Dolphin are such opportunistic feeders that it sometimes gets them in trouble — debris also collects on the sargassum mats. Researchers have found badminton birdies, plastic bottle caps, plastic straps and rope in the stomachs. There’s no telling what’s liable to end up in a dolphin’s gullet.
Males, called bulls, generally grow at faster rates and eat more than females (cows) do. The largest dolphin are always bulls.
The maximum life span of the common dolphin is four years, but 98 percent will not live past two years.
To guess at the age of a fish, consider its length rather than weight. A 6-month-old dolphin could range from 19 inches to 28 inches, a one-year-old could range anywhere from 23 inches to 55 inches, and two-year-olds range from 31 to 55 inches. There’s plenty of overlap when it comes to age.
A less-well-known dolphin called the pompano dolphin, Coryphaena equiselis, is distinguishable from the common dolphin by body depth: The depth of the common dolphin is less than 25 percent of its standard length, while the pompano dolphin’s body depth is greater than 25 percent, according to Florida Museum of Natural History. The pompano dolphin also has a large, square tooth patch covering most of the width of the tongue.

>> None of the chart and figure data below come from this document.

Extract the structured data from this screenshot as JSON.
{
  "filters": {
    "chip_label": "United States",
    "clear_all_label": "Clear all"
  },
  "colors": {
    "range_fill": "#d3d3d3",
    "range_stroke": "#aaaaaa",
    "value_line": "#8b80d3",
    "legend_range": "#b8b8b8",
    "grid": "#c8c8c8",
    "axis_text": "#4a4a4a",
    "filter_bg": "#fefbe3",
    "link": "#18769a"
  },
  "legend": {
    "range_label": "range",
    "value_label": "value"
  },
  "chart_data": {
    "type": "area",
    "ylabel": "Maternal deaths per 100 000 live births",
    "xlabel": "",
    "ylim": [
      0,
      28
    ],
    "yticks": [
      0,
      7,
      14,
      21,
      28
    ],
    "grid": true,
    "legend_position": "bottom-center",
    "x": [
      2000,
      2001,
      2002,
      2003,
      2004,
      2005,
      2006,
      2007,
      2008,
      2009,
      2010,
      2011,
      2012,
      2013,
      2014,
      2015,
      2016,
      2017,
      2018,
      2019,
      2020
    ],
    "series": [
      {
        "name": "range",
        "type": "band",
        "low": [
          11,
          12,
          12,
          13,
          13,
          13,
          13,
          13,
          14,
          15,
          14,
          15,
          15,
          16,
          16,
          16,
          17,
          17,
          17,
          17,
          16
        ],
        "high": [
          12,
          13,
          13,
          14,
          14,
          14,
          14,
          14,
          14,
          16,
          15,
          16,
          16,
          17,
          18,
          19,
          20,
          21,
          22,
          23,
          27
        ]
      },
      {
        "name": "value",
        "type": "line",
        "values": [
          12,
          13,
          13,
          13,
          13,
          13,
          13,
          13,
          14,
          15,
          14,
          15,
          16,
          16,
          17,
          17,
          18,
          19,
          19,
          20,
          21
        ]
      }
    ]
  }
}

All dolphin reach sexual maturity within a year of growth, sometimes as early as four to five months, or 8 inches in length. And they’re not picky about spawning regularly, as evidenced by the presence of ripe females and larva in waters of the tropics, Florida and the southern Gulf of Mexico all year. Still other areas, such as North Carolina, see spawning fish at least certain times of the year.